While all of these have been on-and-off hot topics of discussion from HHS since the beginning of the year, we’re still awaiting federal regulation on any of them. In fact, regulation that was intended to take effect, such as the FSMA 204 Traceability Rule, with an original compliance date of January 2026, and the Salmonella Framework for Raw Poultry Products, targeted at reducing Salmonella illnesses associated with poultry products, have been either pushed back (traceability) or completely withdrawn (Salmonella in poultry).
I see this reduction in active legislation likely to continue, as an already resource-limited FDA was further reduced by the April 2025 RIF, for which 3,500 FDA personnel were cut. Although about 25% of these were later reinstated, the 43-day federal government shutdown, in which all non-essential personnel were furloughed, put federal agencies back even further, disenabling forward progress on such initiatives.
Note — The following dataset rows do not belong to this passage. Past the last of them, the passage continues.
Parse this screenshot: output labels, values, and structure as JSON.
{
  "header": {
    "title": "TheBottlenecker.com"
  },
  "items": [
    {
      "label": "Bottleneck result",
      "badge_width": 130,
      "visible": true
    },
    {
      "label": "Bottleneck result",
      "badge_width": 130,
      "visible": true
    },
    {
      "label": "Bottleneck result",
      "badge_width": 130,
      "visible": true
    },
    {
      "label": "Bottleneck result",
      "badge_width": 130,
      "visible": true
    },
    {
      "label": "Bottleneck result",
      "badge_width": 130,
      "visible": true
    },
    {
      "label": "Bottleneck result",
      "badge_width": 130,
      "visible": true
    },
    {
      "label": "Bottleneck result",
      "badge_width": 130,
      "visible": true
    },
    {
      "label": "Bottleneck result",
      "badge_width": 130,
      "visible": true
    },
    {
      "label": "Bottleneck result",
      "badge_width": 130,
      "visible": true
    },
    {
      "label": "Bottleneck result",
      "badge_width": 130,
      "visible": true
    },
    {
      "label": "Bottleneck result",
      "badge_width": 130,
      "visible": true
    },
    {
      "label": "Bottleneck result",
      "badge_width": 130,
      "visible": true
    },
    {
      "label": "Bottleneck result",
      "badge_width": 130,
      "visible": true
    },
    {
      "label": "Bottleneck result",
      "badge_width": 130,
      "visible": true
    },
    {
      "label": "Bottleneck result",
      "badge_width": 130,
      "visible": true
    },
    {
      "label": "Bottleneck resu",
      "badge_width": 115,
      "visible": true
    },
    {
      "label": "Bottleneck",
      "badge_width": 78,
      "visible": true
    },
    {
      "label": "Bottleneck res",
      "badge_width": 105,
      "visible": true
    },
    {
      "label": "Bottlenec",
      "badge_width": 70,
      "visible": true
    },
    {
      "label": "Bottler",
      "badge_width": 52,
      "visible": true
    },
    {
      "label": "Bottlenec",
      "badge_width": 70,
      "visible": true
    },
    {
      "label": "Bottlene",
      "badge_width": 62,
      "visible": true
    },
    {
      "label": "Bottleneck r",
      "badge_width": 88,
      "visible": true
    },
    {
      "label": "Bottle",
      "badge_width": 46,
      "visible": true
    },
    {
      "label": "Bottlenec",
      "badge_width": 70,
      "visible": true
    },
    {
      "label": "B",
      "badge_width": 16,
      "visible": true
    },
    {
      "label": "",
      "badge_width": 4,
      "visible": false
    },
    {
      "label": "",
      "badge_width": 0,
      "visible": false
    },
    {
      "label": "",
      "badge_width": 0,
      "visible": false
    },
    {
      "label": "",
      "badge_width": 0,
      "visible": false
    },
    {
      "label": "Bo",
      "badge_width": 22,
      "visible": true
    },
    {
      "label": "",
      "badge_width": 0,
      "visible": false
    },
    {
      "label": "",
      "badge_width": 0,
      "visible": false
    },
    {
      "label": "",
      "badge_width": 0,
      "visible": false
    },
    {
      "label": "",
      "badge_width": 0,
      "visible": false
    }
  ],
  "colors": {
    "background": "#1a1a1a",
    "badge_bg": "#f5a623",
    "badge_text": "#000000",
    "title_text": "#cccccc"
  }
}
And where initiatives are continuing in food safety and public health, there is controversy over their scientific basis.
FALTERING CONSUMER TRUST.
A central goal of HHS in the planned initiatives was to increase transparency in the food supply to build consumer trust. While consumers do consider transparency to be important, and surveys indicate a strong link between transparency and trust, the current initiatives don’t seem to be pairing up the two, as consumer trust in the safety of U.S. food has been shown to be eroding rather than growing. In a 2025 IFIC survey, only 55% of Americans surveyed stated that they are very or somewhat confident in the safety of the U.S. food supply — a sharp drop from 62% in 2024 and 70% in 2023.
WHAT’S NEXT?
Whether that will change as (or if) the ideology is transformed into mandated and actionable is yet to be seen. But I would predict that one thing is unlikely to change: that is, that the change will continue, one way or another.